Monday, December 15, 2014
A New Blog
Thursday, December 11, 2014
Miscellany After The Most Exhausting Day In Recent Offseason Dodger History
- Yesterday was so intense — all of it — that I can only say I believe it was the craziest 24 hours of any offseason in my memory. Jonah Keri's piece at Grantland mostly encapsulates my at-the-moment take on the deals as well:
- Matt Kemp:
L.A. may well have sold Kemp at exactly the right time. Friedman and GM Farhan Zaidi aren’t slaves to the recency effect, recognizing that Kemp’s strong finish in 2014 didn’t really change any of the other factors that had led to the longtime trade rumors, including the outfield logjam and his hefty contract. Instead of viewing Kemp’s elite .311/.372/.561 performance over the final 99 games of the season as a sign of rebirth, they viewed it as a boost in trade value that would allow them to more easily move a guy still owed $21 million–plus a year for five seasons.
- Dee Gordon:
Gordon is a fun guy to watch, but comparing his projections to, say, Emilio Bonifacio’s should help assure Dodgers fans that they might not be giving up all that much.
- Howie Kendrick:
Kendrick is one of the best second basemen in baseball, and he’ll make the Dodgers significantly better in 2015. ... To get Kendrick, of course, the Dodgers had to give up Heaney, whom they possessed for a nanosecond before flipping him to the Angels. Though Kendrick should be a big gain, Heaney could prove to be an even bigger loss, as he has a chance to be good … really good.Here, I'm relying on Keri's prospect smarts, but it's a rare case of getting a quality prospect for an established veteran with only limited control. It's important to note this kind of deal rarely happens anymore.
- Jimmy Rollins:
Like Kendrick, Rollins offers the Dodgers only one year of guaranteed team control. But in this case, the lone year is a feature rather than a bug, since L.A. has 20-year-old top shortstop prospect Corey Seager not far from the Show.
- Brandon McCarthy:
McCarthy is the riskiest of all the moves, considering the length of his contract and his past health concerns.
- Matt Kemp:
- No comment on the Angels moves as of yet, but I generally find myself in agreement. My comments on Kemp? Apply equally to Howie.

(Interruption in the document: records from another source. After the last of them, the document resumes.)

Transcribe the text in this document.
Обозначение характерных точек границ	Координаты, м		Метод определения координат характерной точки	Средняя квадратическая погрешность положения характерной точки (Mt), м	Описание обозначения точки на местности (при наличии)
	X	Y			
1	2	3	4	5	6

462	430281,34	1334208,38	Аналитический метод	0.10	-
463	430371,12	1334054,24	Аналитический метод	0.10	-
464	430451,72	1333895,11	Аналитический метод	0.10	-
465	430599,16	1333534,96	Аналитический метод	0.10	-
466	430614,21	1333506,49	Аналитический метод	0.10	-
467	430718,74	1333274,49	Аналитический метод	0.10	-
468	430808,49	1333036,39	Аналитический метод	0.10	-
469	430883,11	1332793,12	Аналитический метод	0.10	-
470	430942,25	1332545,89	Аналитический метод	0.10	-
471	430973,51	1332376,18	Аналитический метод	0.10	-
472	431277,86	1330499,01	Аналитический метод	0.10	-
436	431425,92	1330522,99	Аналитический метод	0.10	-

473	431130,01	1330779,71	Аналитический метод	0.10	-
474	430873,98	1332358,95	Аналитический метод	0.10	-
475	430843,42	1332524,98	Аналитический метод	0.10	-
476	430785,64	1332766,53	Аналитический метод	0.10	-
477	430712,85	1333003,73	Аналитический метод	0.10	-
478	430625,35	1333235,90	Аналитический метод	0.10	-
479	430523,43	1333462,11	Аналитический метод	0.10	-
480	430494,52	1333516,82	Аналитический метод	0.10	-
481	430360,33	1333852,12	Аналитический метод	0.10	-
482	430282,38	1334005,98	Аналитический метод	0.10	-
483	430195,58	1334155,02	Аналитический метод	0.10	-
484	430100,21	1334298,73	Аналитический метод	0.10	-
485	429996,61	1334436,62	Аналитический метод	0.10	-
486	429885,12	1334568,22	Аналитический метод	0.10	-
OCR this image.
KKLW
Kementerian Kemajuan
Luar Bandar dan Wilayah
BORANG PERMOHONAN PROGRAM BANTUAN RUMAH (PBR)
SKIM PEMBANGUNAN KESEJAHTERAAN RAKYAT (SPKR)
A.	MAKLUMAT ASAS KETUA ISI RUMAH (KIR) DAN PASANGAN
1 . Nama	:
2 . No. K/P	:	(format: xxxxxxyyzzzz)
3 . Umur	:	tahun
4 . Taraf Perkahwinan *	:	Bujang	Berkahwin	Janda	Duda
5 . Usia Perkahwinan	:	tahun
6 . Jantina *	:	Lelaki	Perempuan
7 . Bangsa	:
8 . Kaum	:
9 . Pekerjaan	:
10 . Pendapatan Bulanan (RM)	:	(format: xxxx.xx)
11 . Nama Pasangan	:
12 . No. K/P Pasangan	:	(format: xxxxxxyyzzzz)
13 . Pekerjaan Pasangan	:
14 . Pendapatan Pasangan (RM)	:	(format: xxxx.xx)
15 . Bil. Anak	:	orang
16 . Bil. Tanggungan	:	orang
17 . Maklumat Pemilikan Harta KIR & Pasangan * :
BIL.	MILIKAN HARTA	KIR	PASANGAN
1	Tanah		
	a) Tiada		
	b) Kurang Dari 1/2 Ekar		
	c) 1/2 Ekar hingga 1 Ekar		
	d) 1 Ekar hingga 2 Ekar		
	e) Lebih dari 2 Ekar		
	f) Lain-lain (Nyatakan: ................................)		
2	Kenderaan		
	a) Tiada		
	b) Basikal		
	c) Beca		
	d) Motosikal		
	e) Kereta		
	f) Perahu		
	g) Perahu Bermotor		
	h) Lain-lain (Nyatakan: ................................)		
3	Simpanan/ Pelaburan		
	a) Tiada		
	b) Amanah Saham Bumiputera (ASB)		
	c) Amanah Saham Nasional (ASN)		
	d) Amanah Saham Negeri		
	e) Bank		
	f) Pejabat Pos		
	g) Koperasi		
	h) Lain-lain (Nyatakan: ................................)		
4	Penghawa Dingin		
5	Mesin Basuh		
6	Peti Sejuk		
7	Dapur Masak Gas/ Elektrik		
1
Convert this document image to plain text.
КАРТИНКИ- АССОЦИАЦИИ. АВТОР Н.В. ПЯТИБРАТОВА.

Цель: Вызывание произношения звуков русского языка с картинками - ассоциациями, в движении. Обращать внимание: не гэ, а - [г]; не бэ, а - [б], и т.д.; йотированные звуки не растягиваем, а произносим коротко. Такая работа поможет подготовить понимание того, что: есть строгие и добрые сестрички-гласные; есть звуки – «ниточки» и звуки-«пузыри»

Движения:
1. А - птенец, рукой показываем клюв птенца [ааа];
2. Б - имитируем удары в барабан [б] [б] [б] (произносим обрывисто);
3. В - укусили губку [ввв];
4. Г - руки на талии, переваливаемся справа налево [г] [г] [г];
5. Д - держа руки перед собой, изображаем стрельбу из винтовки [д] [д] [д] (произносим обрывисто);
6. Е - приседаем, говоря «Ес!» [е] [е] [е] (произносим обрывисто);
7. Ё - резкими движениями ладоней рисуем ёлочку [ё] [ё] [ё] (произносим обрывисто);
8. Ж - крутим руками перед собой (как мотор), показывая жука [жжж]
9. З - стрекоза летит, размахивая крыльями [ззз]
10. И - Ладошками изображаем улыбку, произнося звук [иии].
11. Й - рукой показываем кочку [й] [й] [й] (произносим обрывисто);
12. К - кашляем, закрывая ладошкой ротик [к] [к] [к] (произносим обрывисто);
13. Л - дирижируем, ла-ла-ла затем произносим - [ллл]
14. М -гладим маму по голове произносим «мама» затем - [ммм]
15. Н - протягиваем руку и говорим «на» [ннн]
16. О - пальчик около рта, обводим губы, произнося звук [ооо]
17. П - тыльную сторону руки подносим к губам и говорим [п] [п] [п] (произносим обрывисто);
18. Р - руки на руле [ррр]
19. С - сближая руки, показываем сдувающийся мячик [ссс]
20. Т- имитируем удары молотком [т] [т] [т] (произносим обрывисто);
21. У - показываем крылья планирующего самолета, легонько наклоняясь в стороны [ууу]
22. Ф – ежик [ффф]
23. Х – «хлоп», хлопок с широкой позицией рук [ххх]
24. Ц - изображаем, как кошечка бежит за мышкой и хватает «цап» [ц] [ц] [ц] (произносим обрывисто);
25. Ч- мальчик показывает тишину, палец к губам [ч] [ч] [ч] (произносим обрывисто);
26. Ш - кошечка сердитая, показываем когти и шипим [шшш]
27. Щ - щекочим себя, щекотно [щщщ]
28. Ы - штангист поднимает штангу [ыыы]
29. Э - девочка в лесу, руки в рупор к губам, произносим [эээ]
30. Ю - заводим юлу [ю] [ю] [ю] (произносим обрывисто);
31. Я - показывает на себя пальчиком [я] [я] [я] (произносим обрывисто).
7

- I cleaned out a mess of stale sidebar links; if your blog hasn't been updated in two years, or if you aren't named Tommy Lasorda, you don't get special consideration. I practically don't update this one, but I'm the king of this here domain. Angels blogs especially took a lot of hits; it seems generally that blogs are an affectation of the 2000's, to vanish in this decade. My heart haz a sad.